5. The method of claim 1, further comprising:

and when the CPU resource utilization rate of the first cloud host is judged to be lower than a first threshold value and the difference value between the CPU resource utilization rate of the first cloud host and the first threshold value is larger than a preset amplitude, triggering and executing an elastic expansion strategy for recovering GPU resources.

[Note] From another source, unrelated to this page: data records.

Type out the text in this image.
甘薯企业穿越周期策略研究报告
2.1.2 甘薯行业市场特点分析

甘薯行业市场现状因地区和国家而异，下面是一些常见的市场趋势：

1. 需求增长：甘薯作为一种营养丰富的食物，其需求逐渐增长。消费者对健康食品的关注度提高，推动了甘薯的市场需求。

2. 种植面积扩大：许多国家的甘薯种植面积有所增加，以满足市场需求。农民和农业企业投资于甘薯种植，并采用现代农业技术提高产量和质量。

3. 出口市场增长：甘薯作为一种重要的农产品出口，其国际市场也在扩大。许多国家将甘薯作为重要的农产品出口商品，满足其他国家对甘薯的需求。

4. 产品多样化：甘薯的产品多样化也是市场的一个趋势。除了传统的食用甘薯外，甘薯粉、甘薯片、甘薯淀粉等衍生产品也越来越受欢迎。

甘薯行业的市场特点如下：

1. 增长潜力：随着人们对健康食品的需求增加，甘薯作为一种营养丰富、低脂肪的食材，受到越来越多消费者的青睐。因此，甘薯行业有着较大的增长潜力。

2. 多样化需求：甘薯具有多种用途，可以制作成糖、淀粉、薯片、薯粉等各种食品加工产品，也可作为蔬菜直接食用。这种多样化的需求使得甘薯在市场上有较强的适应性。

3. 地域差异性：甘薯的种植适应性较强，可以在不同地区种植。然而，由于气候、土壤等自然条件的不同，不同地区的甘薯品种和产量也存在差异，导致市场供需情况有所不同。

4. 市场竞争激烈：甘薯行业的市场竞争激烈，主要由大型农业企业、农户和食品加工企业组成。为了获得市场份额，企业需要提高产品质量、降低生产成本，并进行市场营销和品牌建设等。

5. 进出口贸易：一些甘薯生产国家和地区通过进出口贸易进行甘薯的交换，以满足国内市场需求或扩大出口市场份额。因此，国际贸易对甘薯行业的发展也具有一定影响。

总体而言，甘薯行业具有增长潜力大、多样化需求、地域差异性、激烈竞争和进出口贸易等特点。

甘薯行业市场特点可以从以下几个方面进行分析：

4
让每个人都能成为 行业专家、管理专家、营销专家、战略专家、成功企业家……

6. An apparatus for cloud resource allocation, the apparatus comprising:

7. The apparatus of claim 6,

the monitoring module is further configured to determine whether the CPU resource utilization rate of the first cloud host exceeds a second threshold, where the second threshold is greater than the first threshold, and when it is determined that the CPU resource utilization rate of the first cloud host exceeds the second threshold, trigger execution of a second elastic scaling policy for expanding the cloud host;

8. The apparatus of claim 6,

the monitoring module is further configured to, when it is determined that the CPU resource utilization of the first cloud host exceeds the first threshold and triggers execution of the first elastic scaling policy for allocating GPU resources, directly trigger execution of the second elastic scaling policy for expanding the cloud host if it is found that no GPU resource is available in the GPU resource pool.

9. The apparatus of claim 6,

the monitoring module is further configured to trigger execution of an elastic expansion strategy for recovering the GPU resources when it is determined that the CPU resource utilization rate of the first cloud host is lower than a first threshold and a difference value with the first threshold is greater than a preset amplitude.

10. A storage medium on which a computer program is stored, which computer program, when being executed by a processor, is adapted to carry out the functions of the method steps of any one of the claims 1 to 5.